Search code examples
apache-stormtrident

Storm vs. Trident: When not to use Trident?


I'm working with Storm and it is fine for a lot of use cases. Recently I had a look at Trident, which is a high-level abstraction of Storm. It supports exactly-once processing and makes stateful processing easier.

But now I'm wondering.. Why can't I always use Trident instead of Storm?

What I read so far:

  • Trident processes messages in batches, so throughput time could be longer.
  • Trident is not yet able to process loops in topologies.

Are there any other disadvantages when using Trident instead of Storm? Because right now, I think the disadvantages I listed above are marginal.

What use cases cannot be implemented with Trident?


Aftermath:

Since I asked the question my company decided to go for Trident first. We will only use pure Storm when there are performance problems. Sadly this wasn't an active decision it just became the default behavior (I wasn't around at that time).

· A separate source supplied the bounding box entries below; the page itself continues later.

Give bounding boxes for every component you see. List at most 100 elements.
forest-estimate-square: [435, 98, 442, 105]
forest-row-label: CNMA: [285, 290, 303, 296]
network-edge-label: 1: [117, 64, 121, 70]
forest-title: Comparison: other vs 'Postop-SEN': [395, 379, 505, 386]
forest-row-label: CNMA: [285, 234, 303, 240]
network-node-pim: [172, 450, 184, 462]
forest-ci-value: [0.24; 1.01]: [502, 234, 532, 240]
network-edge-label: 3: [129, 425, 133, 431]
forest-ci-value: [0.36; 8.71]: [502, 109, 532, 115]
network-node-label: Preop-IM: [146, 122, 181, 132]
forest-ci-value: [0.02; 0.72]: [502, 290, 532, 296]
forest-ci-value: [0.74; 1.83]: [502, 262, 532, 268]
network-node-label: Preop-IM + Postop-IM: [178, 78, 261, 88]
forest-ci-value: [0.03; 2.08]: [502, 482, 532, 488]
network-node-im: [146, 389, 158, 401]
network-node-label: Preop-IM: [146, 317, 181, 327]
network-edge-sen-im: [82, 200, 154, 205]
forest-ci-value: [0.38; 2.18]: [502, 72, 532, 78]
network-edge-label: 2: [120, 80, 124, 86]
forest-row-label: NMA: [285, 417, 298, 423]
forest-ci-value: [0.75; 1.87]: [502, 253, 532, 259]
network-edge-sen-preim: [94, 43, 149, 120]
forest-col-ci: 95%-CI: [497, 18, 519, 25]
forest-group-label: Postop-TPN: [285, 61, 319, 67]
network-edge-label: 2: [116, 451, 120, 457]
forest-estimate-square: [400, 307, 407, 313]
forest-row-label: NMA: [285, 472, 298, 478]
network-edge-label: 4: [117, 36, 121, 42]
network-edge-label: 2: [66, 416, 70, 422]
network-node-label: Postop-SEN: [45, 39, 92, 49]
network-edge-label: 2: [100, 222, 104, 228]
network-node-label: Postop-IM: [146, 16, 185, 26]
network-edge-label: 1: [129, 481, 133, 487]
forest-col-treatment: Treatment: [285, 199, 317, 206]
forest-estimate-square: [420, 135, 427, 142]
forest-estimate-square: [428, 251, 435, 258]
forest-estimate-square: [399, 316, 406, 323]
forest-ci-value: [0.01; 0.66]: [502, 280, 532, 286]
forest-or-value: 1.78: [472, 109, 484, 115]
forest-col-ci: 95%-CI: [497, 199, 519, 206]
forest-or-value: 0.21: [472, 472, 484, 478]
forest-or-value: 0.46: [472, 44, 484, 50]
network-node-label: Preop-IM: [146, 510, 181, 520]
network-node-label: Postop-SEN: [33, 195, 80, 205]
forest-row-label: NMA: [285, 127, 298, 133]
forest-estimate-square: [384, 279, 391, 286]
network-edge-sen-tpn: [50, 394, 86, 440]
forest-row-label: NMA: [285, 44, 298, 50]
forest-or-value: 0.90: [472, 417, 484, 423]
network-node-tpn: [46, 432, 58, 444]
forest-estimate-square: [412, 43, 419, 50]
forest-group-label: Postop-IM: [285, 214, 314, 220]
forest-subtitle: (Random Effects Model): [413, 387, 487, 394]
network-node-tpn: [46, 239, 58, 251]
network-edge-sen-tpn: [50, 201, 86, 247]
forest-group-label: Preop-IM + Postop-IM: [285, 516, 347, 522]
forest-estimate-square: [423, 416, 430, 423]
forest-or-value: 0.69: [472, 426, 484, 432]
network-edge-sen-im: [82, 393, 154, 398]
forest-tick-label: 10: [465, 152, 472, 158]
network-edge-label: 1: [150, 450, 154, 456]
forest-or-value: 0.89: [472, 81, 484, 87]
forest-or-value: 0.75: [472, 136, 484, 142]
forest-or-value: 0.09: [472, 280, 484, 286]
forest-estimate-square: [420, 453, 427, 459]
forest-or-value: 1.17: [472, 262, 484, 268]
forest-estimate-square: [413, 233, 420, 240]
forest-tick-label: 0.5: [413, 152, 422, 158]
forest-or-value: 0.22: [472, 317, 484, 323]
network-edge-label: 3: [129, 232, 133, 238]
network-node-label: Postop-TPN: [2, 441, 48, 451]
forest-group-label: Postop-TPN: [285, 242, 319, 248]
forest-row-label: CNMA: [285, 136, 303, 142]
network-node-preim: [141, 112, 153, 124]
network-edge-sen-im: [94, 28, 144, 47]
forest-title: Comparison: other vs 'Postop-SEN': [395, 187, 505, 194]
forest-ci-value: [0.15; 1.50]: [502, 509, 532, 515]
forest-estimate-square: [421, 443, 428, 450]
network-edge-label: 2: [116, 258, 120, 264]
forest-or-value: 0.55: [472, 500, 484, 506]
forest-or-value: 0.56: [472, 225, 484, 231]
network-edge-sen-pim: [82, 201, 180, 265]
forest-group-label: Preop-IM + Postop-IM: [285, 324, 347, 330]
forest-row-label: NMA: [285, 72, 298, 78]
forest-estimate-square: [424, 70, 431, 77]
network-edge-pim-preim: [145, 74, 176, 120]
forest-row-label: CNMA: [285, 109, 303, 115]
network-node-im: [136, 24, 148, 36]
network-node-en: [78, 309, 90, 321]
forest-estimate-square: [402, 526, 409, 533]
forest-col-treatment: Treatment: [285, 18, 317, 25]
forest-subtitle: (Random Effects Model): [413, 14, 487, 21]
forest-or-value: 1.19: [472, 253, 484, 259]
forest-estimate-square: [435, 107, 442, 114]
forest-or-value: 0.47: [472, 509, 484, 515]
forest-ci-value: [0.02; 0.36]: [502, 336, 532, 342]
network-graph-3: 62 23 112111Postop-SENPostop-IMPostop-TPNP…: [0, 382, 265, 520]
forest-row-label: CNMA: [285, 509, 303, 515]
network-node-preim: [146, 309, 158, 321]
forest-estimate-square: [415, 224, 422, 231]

Their assumption was that in most use cases we need state or only-once-processing or we will need it in near future. I understand their reasoning because moving from Storm to Trident or back isn't an easy transformation, but in my personal opinion the concept of stream processing without state wasn't understood by all and that was the main reason to use Trident.


Solution

  • To answer your question: when shouldn't you use Trident? Whenever you can afford not to.

    Trident adds complexity to a Storm topology, lowers performance and generates state. Ask yourself the question: do you need the "exactly once" processing semantics of Trident or can you live with the "at least once" processing semantics of Storm. For exactly once, use Trident, otherwise don't.

    I would also just like to highlight the fact that Storm guarantees that all messages will be processed. Some messages might just be processed more than once.